Ekonomideki beklentiler kötüleşirken, seçime çok az bir dönem kala uygulandığında iktisat siyasetlerinde rastgele bir değişim beklemediğini belirten Piri Reis Üniversitesi Rektör Yardımcısı Prof. Dr. Erhan Aslanoğlu, şu şekilde gerçekleşen lisana getiriyor:
“Seçime iki aydan neredeyse az bir mühlet geçmişken, ama türlü bir adım ilerlemedi zannetmiyorum. Esasen para siyasetinde atılacak her adımının tesiri en az 3 ay sonra ortaya çıkar. Seçime kadar mevcut yapı sürdürülmeye çalışılacaktır. Azamî büyüme odaklı bir siyaset aralıkları diye düşünüyorum. Ama Seçimin ardından kim kazanırsa kazansın, farklı bir tablo olabilir.”

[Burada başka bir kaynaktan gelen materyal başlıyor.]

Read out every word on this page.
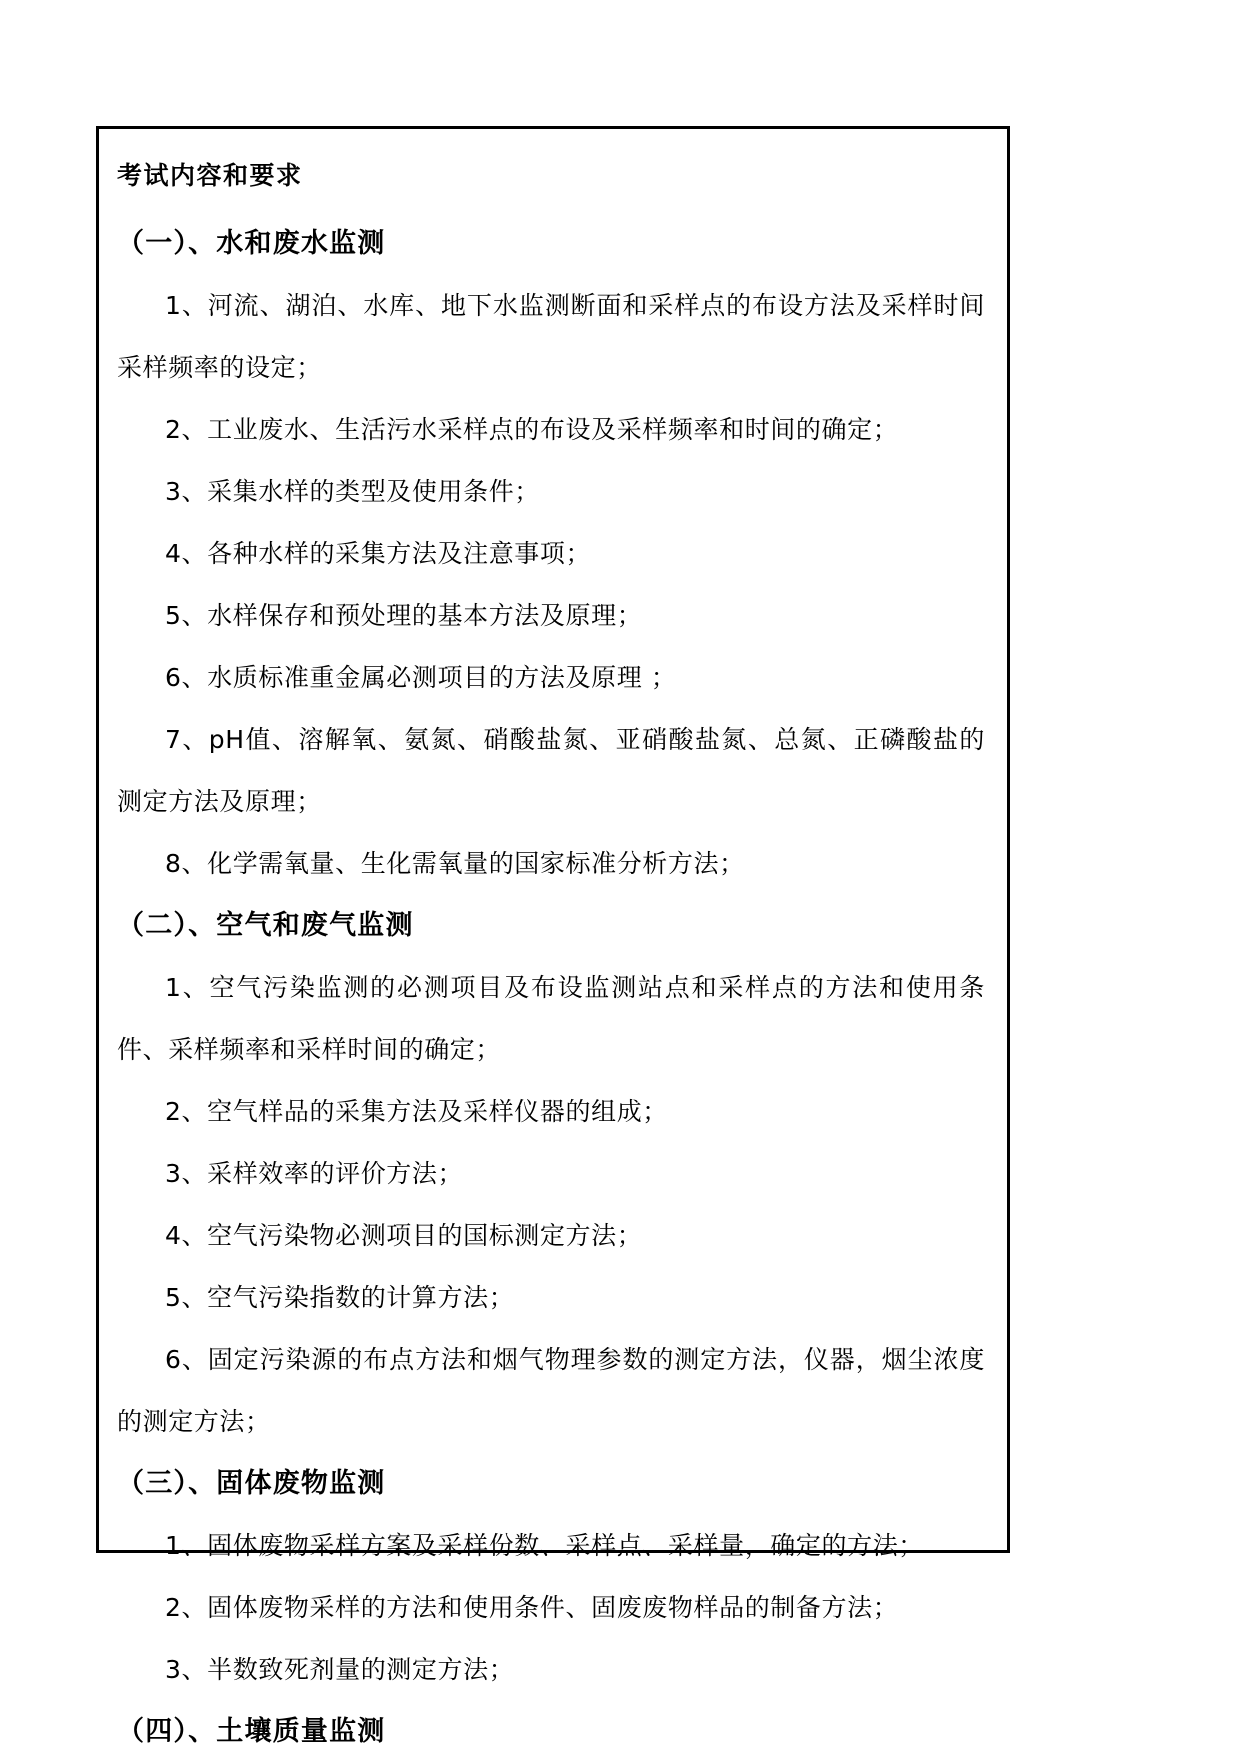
考试内容和要求
（一）、水和废水监测

1、河流、湖泊、水库、地下水监测断面和采样点的布设方法及采样时间采样频率的设定；

2、工业废水、生活污水采样点的布设及采样频率和时间的确定；

3、采集水样的类型及使用条件；

4、各种水样的采集方法及注意事项；

5、水样保存和预处理的基本方法及原理；

6、水质标准重金属必测项目的方法及原理 ；

7、pH值、溶解氧、氨氮、硝酸盐氮、亚硝酸盐氮、总氮、正磷酸盐的测定方法及原理；

8、化学需氧量、生化需氧量的国家标准分析方法；

（二）、空气和废气监测

1、空气污染监测的必测项目及布设监测站点和采样点的方法和使用条件、采样频率和采样时间的确定；

2、空气样品的采集方法及采样仪器的组成；

3、采样效率的评价方法；

4、空气污染物必测项目的国标测定方法；

5、空气污染指数的计算方法；

6、固定污染源的布点方法和烟气物理参数的测定方法，仪器，烟尘浓度的测定方法；

（三）、固体废物监测

1、固体废物采样方案及采样份数、采样点、采样量，确定的方法；

2、固体废物采样的方法和使用条件、固废废物样品的制备方法；

3、半数致死剂量的测定方法；

（四）、土壤质量监测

DW Türkçe’ye manisiz nasıl ulaşılabilirim?
EKONOMİ
19 Nisan 2025EKONOMİ
19 Nisan 2025GÜNDEM
19 Nisan 2025GÜNDEM
19 Nisan 2025GÜNDEM
19 Nisan 2025GÜNDEM
19 Nisan 2025EKONOMİ
19 Nisan 2025Veri politikasındaki amaçlarla sınırlı ve mevzuata uygun şekilde çerez konumlandırmaktayız. Detaylar için veri politikamızı inceleyebilirsiniz.